Signée et datée : Signée en bas à droite, contresignée, datée et titrée au dos
Format : 80 x 70 cm.
Provenance
Lienhttp://www.cmooa.com/a%C3%AFcha-1988
Estimation : 400 000 / 450 000 DH –  37 200 / 41 800 €
Oeuvre : Aicha 1998
Technique : Huile sur toile
Résultat des ventes : 41 100  €  (440 000 DH)

 

Chaïbia Talal (Maroc)

Chaïbia TALLAL ( Maroc / 1929 – 2004) 

Chaïbia Tallal a été sans conteste la plus célèbre peintre du Maroc du 20ème siècle. De plus, elle figure parmi les plus grands peintres du monde, au même titre que Miro, Picasso et Modigliani, pour ne citer que ceux-là.  Aussi, elle est la seule peintre du Maroc dont les œuvres sont cotées à la bourse.  Il faut dire que ces tableaux peuvent se vendre jusqu’à un million de dirhams pour un grand format.
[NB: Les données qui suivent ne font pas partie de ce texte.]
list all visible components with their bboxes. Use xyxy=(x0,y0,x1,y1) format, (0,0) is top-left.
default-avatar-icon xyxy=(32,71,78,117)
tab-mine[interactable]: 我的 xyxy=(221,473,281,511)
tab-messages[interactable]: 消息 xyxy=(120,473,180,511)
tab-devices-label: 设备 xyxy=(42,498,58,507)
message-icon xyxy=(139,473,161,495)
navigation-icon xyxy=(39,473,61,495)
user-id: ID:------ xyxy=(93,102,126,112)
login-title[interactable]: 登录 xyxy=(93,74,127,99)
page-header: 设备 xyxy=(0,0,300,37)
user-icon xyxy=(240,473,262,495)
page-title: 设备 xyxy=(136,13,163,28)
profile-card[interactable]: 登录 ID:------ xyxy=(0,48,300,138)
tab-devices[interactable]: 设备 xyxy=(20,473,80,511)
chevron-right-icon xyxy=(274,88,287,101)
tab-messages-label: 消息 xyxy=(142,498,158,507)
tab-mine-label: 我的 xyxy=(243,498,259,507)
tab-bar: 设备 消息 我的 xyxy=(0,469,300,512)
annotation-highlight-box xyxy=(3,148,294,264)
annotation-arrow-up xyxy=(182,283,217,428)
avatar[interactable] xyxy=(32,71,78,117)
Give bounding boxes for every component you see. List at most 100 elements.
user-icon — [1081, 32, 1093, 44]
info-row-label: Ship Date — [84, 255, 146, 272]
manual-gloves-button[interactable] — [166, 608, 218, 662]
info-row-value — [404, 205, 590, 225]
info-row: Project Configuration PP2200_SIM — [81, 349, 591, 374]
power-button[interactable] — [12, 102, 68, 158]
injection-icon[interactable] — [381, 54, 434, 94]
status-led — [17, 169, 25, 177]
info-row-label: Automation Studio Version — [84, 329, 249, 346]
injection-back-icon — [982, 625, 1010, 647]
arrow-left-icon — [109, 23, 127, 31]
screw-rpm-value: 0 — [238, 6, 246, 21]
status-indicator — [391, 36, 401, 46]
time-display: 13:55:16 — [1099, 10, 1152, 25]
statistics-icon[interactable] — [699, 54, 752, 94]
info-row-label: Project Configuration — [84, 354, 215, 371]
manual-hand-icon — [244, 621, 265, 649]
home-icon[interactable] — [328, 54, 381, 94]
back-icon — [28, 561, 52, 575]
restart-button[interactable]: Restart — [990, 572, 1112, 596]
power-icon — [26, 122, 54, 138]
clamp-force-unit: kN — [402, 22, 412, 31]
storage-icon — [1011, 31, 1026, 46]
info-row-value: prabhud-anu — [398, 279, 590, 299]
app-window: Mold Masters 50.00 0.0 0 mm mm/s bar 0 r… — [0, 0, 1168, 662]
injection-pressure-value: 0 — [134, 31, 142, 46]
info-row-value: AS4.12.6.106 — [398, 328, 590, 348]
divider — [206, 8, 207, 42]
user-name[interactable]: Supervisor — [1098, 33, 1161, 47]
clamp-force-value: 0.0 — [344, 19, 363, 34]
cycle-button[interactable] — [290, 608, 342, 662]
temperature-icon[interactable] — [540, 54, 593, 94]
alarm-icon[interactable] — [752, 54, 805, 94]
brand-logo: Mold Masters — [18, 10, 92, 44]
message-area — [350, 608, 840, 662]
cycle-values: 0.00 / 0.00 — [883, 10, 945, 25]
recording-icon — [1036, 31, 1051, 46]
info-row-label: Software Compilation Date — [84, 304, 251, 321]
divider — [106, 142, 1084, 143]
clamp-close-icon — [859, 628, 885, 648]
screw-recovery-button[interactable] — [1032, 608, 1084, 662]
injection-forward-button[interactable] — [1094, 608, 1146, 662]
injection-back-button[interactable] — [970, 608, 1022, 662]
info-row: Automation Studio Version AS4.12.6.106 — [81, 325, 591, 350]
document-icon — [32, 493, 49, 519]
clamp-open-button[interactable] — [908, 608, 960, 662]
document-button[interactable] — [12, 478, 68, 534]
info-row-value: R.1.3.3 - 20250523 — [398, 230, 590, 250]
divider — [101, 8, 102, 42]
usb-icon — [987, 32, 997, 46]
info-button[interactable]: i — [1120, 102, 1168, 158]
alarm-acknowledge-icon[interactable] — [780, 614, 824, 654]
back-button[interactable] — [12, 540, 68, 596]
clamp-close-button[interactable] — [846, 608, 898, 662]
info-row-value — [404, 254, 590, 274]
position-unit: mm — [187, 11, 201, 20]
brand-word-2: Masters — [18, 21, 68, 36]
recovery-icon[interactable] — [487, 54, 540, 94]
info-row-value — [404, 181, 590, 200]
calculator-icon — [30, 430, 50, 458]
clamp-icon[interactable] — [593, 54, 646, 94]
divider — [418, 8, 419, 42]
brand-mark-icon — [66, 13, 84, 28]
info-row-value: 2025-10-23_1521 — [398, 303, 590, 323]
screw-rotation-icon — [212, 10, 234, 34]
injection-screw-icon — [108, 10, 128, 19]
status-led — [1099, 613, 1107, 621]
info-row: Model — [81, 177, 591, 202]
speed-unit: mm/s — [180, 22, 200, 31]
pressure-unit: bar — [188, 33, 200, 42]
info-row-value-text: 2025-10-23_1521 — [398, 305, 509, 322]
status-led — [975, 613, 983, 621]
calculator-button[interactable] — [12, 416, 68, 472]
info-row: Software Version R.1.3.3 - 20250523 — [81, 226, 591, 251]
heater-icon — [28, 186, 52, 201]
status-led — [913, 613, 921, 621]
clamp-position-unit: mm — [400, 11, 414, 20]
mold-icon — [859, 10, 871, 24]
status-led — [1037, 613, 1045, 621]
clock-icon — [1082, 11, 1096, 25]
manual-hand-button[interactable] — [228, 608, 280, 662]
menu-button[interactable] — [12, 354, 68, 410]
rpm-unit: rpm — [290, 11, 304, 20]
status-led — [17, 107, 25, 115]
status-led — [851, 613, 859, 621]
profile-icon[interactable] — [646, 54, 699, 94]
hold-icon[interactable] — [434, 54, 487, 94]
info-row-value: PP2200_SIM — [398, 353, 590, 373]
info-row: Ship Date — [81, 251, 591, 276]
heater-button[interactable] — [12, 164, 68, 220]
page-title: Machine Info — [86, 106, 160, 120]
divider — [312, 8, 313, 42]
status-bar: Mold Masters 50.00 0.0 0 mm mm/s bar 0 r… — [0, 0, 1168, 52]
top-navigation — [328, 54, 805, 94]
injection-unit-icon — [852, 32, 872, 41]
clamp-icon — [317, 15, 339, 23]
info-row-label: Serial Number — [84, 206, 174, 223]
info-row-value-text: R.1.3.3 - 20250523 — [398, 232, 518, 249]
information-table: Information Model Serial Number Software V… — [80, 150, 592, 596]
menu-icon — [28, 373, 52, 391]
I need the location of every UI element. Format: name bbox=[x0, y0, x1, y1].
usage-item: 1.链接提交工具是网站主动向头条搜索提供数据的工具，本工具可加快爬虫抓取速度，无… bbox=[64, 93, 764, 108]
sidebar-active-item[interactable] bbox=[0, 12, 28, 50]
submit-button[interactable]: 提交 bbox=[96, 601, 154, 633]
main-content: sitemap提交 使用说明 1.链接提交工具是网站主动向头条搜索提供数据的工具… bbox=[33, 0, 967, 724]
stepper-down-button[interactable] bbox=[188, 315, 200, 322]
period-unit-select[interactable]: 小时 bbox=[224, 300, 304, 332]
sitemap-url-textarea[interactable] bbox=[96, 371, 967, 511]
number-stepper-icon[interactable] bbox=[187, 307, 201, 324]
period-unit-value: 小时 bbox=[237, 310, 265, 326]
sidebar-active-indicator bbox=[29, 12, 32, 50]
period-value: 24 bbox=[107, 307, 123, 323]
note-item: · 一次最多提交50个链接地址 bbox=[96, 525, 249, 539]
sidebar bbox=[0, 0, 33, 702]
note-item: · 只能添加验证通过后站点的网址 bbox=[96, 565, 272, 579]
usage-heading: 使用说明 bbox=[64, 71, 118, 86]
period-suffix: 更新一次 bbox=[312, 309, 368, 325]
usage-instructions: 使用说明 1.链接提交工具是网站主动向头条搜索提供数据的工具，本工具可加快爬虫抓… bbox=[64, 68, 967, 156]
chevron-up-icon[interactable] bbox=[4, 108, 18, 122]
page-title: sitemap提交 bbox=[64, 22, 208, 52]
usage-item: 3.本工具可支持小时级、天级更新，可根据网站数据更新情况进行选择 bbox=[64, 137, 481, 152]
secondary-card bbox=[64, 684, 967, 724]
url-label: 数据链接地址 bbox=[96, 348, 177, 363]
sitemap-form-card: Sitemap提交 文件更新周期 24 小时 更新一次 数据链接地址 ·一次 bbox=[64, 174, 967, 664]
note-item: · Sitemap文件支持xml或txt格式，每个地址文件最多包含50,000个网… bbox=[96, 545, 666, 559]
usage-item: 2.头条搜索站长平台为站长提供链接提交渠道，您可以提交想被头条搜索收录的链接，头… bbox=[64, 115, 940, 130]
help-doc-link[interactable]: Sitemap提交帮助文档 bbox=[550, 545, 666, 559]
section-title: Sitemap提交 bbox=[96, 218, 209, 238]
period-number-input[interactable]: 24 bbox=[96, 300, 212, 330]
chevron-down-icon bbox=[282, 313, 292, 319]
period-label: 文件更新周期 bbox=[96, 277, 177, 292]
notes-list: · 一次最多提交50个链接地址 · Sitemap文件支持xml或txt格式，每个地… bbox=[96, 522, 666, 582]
Chaïbia Tallal est née en 1929, à Chtouka, près d’el-Jadida.  Rien ne semble prédestiner Chaïbia à sa carrière de peintre de renommée internationale.  En effet, elle est née au sein d’une famille paysanne, au cœur de la campagne, à une époque où la scolarisation est encore le privilège des enfants de la haute classe. Chaïbia est analphabète.  Enfant, elle a pour responsabilités de veiller sur les poules et leurs poussins.  Quand elle en perd un, pour se parer contre la colère des siens, elle se cache dans les bottes de foin.  Cette époque marque l’imagination de la grande peintre.  Dans les nombreuses entrevues qu’elle a accordées à divers journalistes, elle explique que tout le long de sa carrière, sa peinture raconte «tout ça,» c’est-à-dire l’étendue des champs, la fraîcheur de la pluie et l’odeur du foin mouillé, et au-delà, son amour incommensurable pour la mer, la terre, les rivières, les arbres, les fleurs, surtout les marguerites et les coquelicots. D’ailleurs, c’est cet amour qui lui a valu le sobriquet de mahboula, la folle du village.  Durant son enfance, Chaïbia ramasse les fleurs, en fait des couronnes et s’en couvre la tête et le corps.  À la mer, elle ramasse les pierres et les coquillages, et bâtit des maisons de sable qui ont des portes et des fenêtres.  Pourtant, Chaïbia n’a jamais vu de maison auparavant : elle vit avec les siens, dans une tente.  Personne ne se comporte comme elle à Chtouka.  La folle du village est bel et bien différente des autres.  Loin de regretter son originalité, avec le recul de l’âge, Chaïbia affirme que c’est important de ne pas avoir peur d’être différent.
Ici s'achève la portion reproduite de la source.